The Advanced Tactical Laser (ATL) being developed for the US Air Force has completed its first air-to-ground test by impacting a moving ground target.
The ATL is being developed as a laser defence system that will destroy, damage or disable targets on the battlefield and in urban operations with little to no collateral damage.
The ATL programme supports special operations missions aboard a C-130 aircraft using a high-energy laser system for effects-based engagements against ground targets.
During the test, the C-130H aircraft took off from Kirtland Air Force Base and fired a high-power chemical laser through its beam control system while flying over the White Sands Missile Range.
The beam control system guided the laser beam's energy to the unoccupied, remotely controlled target, striking the vehicle and putting a hole in a fender.

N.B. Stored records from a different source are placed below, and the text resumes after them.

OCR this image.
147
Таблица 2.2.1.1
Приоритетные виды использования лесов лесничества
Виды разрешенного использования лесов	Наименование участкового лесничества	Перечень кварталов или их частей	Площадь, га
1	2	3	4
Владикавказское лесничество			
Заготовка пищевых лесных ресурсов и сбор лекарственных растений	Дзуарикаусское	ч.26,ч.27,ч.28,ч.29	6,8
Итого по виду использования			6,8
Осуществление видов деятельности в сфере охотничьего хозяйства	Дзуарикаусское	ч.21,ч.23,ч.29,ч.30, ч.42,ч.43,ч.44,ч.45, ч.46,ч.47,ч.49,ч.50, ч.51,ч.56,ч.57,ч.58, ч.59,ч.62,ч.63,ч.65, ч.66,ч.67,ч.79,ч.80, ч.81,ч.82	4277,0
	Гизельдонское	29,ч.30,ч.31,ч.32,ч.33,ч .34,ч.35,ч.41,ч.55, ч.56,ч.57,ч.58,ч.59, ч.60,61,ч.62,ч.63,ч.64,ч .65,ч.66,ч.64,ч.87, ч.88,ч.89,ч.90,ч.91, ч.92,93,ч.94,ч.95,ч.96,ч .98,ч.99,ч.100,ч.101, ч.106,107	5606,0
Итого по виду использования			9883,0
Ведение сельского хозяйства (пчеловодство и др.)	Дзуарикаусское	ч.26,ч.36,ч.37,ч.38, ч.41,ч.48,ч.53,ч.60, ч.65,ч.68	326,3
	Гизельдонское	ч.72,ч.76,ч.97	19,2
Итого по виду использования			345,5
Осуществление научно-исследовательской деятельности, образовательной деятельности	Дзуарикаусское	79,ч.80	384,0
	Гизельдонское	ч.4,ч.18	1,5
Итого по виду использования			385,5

Boeing Missile Defense Systems' Directed Energy Systems unit vice-president and programme director Gary Fitzmire said that ATL has now precisely targeted and engaged stationary and moving targets, demonstrating the transformational versatility of this speed-of-light, ultra-precision engagement capability that will dramatically reduce collateral damage.
In August 2009, the ATL successfully engaged an unoccupied stationary vehicle, completing its first air-to-ground, high-power laser engagement of a stationary ground target.
The Boeing-led ATL industry team includes L-3 Communications for the laser turret, HYTEC for weapon system's structural elements and JB Henderson, which provides mechanical integration support.